Tuesday, February 27, 2018

Review: Molly's Rainbow Will Brighten Your Day

By Ed Malin

Have you met performer Andrea Alton?  If you’ve seen her around FringeNYC or Madison Square Garden, you will remember her smile and serious goofiness.  In any case, you should definitely not miss the chance to see her show Molly’s World, currently running in the 12th annual Frigid Festival.  Mark Finley directs Andrea’s beloved rainbow character, Molly “Equality” Dykeman in an outpouring of poetry and songs you remember.  Alton, winner of the Doric Wilson award for LGBTQ playwriting, and Finley, the Artistic Director of TOSOS (The Other Side of Silence) are tireless advocates for the community.
Opening act Jerry (Allen Warnock) sports an eyepatch and regales us with stories from the underbelly of Hollywood.  He proudly tells his mother that he is up for a Daytime Emmy, and she replies that she always knew he was gay.
Then Molly, wearing a rainbow cape over a glow in the dark vest, enters to the 1970s disco theme to Wonder Woman.  She is a poetess/security guard at P.S. 339 in the Bronx.  And she f*’n hates kids.
Photo by Jenny Rubin
You will get a lot of brutally funny honesty from Molly.  Some of the show is self-deprecating: “I would take the knee, but I’m afraid I wouldn’t be able to get up again.”  Some is empathetic: “Everyone is depressed since the Cheeto-head got elected. 700 mg doesn’t cut it anymore”
She had an “a-tiffany” and resolves to go on a mission to entertain the city.

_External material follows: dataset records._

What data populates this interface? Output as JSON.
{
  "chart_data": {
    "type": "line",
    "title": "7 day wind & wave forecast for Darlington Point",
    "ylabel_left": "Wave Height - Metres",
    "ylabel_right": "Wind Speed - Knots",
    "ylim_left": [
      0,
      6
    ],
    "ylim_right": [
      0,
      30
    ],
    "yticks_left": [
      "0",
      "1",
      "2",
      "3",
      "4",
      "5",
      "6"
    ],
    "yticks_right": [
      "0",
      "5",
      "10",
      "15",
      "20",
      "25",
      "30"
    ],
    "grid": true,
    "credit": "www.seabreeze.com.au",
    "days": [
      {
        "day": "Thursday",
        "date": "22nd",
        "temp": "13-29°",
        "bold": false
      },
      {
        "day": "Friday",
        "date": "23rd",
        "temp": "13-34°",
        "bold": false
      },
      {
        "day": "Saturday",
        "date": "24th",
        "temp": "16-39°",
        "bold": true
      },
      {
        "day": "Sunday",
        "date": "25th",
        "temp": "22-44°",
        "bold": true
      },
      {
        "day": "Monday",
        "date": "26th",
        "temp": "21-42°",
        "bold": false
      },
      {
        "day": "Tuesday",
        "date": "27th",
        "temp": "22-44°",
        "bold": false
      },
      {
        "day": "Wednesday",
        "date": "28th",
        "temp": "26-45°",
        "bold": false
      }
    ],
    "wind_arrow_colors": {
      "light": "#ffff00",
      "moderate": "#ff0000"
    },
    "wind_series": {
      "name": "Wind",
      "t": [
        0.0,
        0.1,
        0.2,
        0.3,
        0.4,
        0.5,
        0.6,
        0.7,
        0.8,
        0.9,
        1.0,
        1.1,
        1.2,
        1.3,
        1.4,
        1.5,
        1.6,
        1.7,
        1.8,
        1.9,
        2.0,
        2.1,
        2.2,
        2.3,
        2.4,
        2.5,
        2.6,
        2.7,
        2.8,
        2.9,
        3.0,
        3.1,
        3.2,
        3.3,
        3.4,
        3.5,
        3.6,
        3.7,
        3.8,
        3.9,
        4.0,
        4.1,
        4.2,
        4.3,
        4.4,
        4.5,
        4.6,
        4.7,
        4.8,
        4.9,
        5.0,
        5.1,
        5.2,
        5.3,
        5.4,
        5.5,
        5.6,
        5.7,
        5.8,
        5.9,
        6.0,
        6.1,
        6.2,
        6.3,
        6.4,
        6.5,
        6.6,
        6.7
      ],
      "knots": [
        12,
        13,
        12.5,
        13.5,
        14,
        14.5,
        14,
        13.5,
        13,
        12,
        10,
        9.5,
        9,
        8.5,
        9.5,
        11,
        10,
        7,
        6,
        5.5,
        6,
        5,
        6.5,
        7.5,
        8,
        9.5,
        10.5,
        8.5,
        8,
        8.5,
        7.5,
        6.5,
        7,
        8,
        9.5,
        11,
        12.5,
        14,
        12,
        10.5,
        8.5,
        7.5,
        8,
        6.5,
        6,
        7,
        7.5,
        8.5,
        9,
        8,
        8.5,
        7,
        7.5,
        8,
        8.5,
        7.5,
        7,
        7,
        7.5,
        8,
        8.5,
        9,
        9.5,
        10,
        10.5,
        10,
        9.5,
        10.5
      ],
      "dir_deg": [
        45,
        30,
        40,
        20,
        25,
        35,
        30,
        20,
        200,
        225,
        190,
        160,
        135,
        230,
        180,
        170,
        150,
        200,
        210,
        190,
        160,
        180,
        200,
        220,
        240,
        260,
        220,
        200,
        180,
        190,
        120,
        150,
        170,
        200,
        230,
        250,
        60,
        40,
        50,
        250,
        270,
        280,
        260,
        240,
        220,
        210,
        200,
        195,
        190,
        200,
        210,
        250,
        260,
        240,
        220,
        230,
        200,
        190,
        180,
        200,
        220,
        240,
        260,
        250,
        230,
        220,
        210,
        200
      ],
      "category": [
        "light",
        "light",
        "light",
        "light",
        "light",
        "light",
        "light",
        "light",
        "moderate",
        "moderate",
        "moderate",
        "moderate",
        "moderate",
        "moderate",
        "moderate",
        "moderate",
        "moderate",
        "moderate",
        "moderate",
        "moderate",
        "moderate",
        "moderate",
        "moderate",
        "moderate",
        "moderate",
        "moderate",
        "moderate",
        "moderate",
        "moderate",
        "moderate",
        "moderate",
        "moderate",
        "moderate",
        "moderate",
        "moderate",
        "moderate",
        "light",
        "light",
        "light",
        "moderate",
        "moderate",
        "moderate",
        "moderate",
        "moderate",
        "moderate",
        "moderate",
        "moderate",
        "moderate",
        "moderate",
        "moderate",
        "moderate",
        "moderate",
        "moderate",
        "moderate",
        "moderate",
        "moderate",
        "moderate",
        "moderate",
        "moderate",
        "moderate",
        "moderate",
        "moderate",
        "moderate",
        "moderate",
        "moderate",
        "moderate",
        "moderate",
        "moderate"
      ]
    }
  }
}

Sleeping with all the women in New York would be nice, too.
We go through some of Molly’s recent and childhood memories.  All she wanted for Christmas was pharmaceuticals, but she was given a spit DNA kit.  Now she knows she is part Iberian, which she assumes means her ancestors were librarian ladies.
We then hear about her Grandma D. over in Bay Ridge, Brooklyn.  She wasn’t the kind of woman to make you Spaghetti O’s or comb your mullet, but she could stitch up your knife wound.  Luckily, six year-old Molly was visiting her Grandma when a couple of 1970s lesbians moved next door. They had  the usual lesbian quilt for picnics, and Molly knew she was going to be like them.
The show is full of gems of utterly normal and amazing situations.  One time, Molly approaches a lady poet and proudly buys her chapbook with $3 in quarters.  She rhapsodizes about a beauty whose skin is so porcelain, she can see China.  She dedicates the poem “You're a f*’n asshole” to a long list of predatory men in the entertainment industry.  Also, she muses that girlfriends get “territorial”, i.e. they become crazy b@tches when you start sleeping with other ladies.
Molly grows up and finds love. With whom? Well, she was working as a waitress in a cocktail bar, that much is true. More 80s songs follow. Bananarama's “It’s a Cruel Summer” gets the full music video dance treatment. Not to mention the dancing bear toy which plays “It’s Ladies Night”, a classic which Molly enjoys.